Governments don’t keep tabs properly on who is who in the think tank and academic communities, and where those people’s sympathies lie, Patton said.Some Chinese-born academics are compromised by virtue of having relatives in China, he added.
“There are a number of Chinese-born academics in our system who have relatives back in China or who intend to return to China,” he said. “The way the party operates at the moment, you have to clear your lines on what you write or say. It would be quite dangerous for these people, for the health of their careers, to do anything but talk the line given out by the party.”
A New Form of International Relations?
Parton said the lobbying tactics are similar to those of a major international company.When Xi launched the OBOR, the soft power message was built in from the get-go, according to Jakimow: a broader message that some academics call the “desecuritisation” narrative.
“The messages is: ‘China is not like the United States which is trying to spread neo-colonialism around the world.’”
‘Nothing new at all’
Jakimow said that Xi has emphasized many times in speeches on the OBOR about the creation of an entirely new form of international relations.Academics have been trying to figure out if this claim is real, she said.
“My opinion is that it isn’t. It’s actually a typical kind of realpolitik or Westphalian type of international relations.
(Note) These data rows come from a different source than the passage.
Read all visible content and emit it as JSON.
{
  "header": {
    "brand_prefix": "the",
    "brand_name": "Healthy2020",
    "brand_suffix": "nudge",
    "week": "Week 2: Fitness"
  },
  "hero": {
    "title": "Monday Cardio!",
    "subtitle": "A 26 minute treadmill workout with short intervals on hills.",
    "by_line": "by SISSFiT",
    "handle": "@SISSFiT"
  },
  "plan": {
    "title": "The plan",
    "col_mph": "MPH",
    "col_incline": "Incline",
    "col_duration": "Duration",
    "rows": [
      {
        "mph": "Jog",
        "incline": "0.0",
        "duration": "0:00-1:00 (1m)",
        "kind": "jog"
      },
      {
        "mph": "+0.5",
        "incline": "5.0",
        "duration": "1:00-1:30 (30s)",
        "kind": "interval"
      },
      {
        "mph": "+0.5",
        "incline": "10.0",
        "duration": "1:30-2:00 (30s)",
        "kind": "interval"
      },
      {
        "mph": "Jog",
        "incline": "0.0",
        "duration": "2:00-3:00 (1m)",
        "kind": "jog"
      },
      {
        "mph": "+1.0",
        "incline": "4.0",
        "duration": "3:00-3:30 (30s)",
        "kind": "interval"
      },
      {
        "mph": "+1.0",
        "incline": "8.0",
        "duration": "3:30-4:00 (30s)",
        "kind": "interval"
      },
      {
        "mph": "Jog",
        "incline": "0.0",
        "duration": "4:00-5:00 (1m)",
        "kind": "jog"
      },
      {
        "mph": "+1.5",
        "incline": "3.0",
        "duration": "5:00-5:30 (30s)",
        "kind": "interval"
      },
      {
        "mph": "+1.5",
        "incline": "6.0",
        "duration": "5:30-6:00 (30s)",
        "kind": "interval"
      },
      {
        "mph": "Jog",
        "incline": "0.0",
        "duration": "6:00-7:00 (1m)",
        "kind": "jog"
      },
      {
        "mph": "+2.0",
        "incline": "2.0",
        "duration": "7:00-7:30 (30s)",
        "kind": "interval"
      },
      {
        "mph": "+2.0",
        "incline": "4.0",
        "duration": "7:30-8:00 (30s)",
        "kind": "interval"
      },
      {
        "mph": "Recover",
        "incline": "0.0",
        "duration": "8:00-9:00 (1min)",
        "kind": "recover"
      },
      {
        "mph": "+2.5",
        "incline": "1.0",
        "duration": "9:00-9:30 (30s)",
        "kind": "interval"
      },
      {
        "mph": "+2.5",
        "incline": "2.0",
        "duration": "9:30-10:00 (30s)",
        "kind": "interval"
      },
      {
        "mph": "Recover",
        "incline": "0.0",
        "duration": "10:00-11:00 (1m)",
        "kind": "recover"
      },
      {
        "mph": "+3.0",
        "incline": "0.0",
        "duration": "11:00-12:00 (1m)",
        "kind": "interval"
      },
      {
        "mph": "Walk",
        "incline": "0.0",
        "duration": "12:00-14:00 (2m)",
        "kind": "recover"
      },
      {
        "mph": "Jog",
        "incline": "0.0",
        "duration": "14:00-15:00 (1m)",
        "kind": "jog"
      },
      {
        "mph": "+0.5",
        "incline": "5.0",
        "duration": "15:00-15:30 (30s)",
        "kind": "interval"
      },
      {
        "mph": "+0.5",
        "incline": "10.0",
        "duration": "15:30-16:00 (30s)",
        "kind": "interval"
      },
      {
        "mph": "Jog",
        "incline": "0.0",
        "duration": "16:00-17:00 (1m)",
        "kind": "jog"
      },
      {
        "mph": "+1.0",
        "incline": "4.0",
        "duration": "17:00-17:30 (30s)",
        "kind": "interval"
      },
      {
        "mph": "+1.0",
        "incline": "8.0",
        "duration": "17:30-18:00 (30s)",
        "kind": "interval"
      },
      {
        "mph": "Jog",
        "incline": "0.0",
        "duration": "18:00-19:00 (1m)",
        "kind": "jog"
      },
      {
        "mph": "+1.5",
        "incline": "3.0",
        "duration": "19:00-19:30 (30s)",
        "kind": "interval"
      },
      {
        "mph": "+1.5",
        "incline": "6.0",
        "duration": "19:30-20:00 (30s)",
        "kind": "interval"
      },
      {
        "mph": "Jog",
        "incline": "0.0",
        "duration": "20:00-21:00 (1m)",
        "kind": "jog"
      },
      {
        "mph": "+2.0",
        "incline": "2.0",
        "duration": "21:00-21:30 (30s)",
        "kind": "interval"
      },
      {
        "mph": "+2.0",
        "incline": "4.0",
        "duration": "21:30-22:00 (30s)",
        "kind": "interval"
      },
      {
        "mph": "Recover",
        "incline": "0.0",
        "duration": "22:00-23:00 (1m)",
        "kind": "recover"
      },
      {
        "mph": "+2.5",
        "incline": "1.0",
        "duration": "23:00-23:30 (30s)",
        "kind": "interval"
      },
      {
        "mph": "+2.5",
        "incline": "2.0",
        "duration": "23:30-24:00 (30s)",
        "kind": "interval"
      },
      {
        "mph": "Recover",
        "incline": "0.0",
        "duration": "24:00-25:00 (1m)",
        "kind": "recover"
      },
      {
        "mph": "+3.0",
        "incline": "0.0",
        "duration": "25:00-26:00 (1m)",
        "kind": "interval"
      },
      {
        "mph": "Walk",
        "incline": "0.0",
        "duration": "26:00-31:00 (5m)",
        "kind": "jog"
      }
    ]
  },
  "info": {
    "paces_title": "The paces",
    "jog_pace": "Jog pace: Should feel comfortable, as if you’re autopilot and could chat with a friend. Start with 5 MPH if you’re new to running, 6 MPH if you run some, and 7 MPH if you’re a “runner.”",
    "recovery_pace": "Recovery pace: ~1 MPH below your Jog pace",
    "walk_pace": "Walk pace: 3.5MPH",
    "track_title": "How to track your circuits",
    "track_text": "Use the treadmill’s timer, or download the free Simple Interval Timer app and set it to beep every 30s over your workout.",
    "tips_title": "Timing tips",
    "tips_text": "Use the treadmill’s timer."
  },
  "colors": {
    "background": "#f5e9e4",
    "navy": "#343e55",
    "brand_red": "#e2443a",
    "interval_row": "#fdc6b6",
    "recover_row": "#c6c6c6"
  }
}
It’s nothing new at all.”
But Beijing’s lobbyists appear to be facing an uphill battle.
It reflects a growing shift towards Washington’s more hawkish take on OBOR that is often labeled a “Cold War mentality.”
In central and eastern Europe, where the OBOR has made more inroads, public suspicion over Chinese infrastructure projects is high—elsewhere projects have been mired in objections over security concerns.
In 2018, Chinese investors pulled out of a deep harbor project in Lysekil, Sweden—which would have become the largest Nordic port—after political will withered.
One thing is for sure: as Europe takes stock, and raise more questions over the OBOR, Beijing is certainly poised to influence the answers.